Navegó entre bares. Evitó a distintos conocidos que se encontró en las callejuelas de la ciudad. Se imaginó lo que pensarían cuando vieran a su hija lamiendo el asqueroso y peludo culo del novio. Horror. Estuvo a punto de coger la pistola y pegarle un par de tiros en el orificio, pero se refrenó. Eso no iba a mejorar las cosas. Según iba bebiendo se iba relajando y las angustias pasaban a un segundo plano. Bebió mucho whisky, pensó que ya tenía las suficientes credenciales como para conocer a Jack Daniels en persona. Bebió como siempre, para morir.
¿Qué importancia tenía en esos momentos desentrañar el caso de Mato? Ya lo harían otros que parecían más interesados y jugaban con instrumentos mucho más poderosos que los suyos.
Cuando salía de uno de los antros, ya anocheciendo, vio que una mujer forcejeaba con un tipo. Instintivamente sacó su arma y dio un grito de alto. El hombre huyó dejando a la mujer en el suelo con la falda sucia y una media desgarrada. Era extranjera. Hablaba un correcto castellano, aunque con acento argentino. Estaba bien, pero asustada. Le dijo que iba para su hotel después de haber hecho algunas compras y había sido asaltada por un energúmeno que le había pedido el dinero. La mujer quería ir a la policía a denunciar la agresión, pero Malpartida le convenció de que era inútil, que mejor se tomase una copa con él, que se olvidase del ataque, que le invitaba. Ella, al principio, rechazó la oferta, pero a los pocos segundos la aceptó con una condición, que le acompañara después a su hotel, pues no deseaba más sustos.
La mujer se llamaba Susanne Geolas y era norteamericana, de Carolina del Sur. Había aterrizado en la ciudad para asistir a una conferencia trasatlántica de automoción y se iba en un par de días. Malpartida sintió que su suerte cambiaba. Después de todo lo que le había ocurrido tenía la oportunidad de tratar con alguien que le necesitaba y que, encima, estaba bastante buena. Su pelo castaño y sus ojos verdes la hacían muy atractiva.
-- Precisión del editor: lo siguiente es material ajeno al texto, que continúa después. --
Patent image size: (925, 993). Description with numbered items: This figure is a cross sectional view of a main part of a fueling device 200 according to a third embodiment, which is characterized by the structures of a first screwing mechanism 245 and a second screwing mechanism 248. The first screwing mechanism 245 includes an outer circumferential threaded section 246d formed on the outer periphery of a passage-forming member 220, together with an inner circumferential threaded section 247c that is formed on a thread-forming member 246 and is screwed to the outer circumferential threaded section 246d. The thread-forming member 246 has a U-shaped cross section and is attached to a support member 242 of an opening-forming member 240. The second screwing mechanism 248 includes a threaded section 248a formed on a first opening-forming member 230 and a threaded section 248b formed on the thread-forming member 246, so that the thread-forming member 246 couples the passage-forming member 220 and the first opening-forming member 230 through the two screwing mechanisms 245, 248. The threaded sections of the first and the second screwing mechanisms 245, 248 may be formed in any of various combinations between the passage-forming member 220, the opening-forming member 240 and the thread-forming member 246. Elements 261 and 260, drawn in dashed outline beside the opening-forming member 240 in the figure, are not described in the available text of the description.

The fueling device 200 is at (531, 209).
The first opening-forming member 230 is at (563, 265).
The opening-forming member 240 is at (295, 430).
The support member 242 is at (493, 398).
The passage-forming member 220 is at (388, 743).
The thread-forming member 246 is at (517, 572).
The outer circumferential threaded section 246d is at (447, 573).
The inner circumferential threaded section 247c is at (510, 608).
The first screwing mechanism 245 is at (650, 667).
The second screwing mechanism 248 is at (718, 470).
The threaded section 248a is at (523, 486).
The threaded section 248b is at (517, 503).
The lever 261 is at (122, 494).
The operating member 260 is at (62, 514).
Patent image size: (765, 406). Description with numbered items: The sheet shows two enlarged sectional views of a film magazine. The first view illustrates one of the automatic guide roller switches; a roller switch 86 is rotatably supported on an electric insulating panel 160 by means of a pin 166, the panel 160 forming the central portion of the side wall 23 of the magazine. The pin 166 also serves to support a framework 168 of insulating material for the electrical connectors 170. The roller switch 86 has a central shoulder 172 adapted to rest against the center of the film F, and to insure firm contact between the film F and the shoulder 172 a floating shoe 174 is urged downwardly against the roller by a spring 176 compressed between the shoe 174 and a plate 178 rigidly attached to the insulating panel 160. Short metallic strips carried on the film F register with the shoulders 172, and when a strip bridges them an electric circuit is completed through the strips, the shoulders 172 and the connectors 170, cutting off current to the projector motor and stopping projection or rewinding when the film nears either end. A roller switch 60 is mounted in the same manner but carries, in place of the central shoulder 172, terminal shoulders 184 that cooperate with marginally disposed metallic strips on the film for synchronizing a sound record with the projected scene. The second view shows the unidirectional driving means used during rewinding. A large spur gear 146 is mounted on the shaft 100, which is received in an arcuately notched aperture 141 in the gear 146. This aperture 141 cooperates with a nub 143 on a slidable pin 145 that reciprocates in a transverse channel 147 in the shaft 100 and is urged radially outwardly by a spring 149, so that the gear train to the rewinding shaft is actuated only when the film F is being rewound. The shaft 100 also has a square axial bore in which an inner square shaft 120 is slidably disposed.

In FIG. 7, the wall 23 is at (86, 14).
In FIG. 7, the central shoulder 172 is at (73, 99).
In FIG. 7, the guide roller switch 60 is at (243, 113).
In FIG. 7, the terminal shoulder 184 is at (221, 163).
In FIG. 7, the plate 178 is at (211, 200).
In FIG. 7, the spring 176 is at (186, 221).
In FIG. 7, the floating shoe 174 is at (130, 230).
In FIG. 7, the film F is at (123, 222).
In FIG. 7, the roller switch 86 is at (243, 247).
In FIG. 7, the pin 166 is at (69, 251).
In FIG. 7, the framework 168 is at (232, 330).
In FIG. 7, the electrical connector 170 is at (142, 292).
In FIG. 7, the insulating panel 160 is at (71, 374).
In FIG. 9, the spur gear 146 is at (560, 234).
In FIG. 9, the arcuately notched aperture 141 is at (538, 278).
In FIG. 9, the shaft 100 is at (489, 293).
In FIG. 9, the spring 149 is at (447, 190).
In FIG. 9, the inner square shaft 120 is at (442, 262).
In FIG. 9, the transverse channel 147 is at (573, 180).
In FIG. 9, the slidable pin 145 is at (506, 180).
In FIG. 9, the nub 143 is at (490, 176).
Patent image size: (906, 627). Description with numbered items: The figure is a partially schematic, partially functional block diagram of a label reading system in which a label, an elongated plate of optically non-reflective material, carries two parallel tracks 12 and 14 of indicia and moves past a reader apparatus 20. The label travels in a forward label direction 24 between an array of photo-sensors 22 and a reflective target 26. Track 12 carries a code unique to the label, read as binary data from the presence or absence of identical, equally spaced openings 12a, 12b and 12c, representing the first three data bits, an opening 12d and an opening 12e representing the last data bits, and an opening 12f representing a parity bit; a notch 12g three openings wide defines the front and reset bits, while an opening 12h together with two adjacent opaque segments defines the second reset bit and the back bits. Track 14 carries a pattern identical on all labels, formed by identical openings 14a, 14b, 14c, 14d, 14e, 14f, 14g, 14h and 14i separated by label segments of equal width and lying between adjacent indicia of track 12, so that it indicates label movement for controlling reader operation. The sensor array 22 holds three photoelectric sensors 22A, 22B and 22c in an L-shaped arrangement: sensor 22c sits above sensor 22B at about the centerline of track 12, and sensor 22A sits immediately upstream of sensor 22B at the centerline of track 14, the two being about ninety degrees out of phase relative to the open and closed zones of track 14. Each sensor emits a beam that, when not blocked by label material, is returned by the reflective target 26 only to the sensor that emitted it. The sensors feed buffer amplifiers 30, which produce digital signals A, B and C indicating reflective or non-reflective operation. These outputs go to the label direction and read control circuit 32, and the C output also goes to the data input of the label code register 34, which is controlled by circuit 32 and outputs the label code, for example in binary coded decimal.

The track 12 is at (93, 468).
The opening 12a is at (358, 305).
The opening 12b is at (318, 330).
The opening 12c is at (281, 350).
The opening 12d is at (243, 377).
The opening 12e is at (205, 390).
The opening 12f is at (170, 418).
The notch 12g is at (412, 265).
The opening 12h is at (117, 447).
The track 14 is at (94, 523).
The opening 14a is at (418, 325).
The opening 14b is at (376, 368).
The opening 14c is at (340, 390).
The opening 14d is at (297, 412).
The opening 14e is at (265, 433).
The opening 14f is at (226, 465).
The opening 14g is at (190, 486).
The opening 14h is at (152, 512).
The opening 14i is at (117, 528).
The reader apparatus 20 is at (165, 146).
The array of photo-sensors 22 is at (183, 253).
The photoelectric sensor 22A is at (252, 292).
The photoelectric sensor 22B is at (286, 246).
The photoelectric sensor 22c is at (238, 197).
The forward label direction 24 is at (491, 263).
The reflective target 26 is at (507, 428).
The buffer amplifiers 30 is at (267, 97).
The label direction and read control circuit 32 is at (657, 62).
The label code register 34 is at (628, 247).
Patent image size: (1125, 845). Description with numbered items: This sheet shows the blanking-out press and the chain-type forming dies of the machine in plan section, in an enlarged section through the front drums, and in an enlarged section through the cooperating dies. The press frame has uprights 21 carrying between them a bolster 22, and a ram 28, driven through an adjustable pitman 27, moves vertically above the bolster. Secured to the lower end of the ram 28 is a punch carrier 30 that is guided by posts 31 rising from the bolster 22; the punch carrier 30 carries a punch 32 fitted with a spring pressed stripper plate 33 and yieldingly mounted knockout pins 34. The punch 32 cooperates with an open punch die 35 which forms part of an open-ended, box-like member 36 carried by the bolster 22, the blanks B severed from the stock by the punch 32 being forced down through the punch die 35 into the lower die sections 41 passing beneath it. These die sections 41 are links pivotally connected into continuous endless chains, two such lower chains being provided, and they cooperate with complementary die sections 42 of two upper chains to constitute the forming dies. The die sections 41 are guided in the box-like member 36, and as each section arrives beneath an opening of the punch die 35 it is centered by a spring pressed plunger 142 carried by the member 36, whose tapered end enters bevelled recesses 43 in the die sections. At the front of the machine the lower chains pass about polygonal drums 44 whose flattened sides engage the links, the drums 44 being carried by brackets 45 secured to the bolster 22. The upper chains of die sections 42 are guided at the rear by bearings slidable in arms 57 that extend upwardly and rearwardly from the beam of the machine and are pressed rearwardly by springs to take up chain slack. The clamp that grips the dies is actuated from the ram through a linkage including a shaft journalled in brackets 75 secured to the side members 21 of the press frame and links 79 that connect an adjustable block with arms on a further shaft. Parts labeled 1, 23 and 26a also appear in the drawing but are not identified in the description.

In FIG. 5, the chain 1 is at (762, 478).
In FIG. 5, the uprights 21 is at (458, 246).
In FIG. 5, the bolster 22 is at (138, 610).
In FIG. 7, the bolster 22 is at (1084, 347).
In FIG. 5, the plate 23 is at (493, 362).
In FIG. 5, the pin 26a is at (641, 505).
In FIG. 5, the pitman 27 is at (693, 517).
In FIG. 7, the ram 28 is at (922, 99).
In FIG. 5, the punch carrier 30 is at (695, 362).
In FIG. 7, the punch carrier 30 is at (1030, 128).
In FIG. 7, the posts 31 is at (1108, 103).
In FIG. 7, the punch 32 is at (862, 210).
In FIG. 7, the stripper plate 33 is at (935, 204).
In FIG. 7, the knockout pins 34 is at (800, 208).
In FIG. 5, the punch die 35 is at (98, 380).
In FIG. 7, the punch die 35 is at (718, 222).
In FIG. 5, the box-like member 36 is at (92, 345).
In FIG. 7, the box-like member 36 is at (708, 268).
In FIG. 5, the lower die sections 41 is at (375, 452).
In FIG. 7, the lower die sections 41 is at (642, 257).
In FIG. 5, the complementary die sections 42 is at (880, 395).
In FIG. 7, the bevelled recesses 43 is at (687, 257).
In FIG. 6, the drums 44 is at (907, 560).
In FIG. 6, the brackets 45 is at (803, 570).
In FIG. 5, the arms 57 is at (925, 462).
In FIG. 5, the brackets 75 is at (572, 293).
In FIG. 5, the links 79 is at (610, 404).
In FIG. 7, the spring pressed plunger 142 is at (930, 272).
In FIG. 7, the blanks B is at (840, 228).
Aunque no vestía demasiado elegante, con esa camisa un tanto recargada, tenía un cuerpo tenso y bien formado. El problema es que no bebía más que coca-colas. A la segunda le pudo convencer para que metiese un poco de ron en sus hábitos saludables. Aceptó. Le dijo que hasta entonces había pensado que los ciudadanos de ese país eran tímidos y violentos, y veía que no, que había excepciones. Malpartida se sintió orgulloso. Cuando ya tomaron un par de copas más se fueron al hotel. En la entrada ella no tuvo dudas, le indicó si quería subir. El dijo que sí, que por qué no, que total nadie le esperaba en casa, lo cual era cierto. Y subió. Al fin y al cabo había sido su salvador y, por lo que tenía entendido, las americanas eran muy liberales, mucho más que las locales, y solían pagar en especie.
Allí, en la habitación, comenzaron a desnudarse. El estaba un poco torpe y tuvo problemas para soltar el sujetador. No le pasó lo mismo con la tanga. Apenas hubo transición. Fue un polvo duro, de esos en los que la otra parte sabe que no hay misericordia, que cada uno va a dar el máximo, pero también va a exigir lo mismo. Y así fue. La noche se alargó en una especie de guirnaldas de caricias y de contracciones. Los polvos se multiplicaron y se extendieron por toda la habitación hasta acabar en el baño. Sus problemas se alejaron en olas de placer. Y él acabo mojado y rendido en una cama con dosel.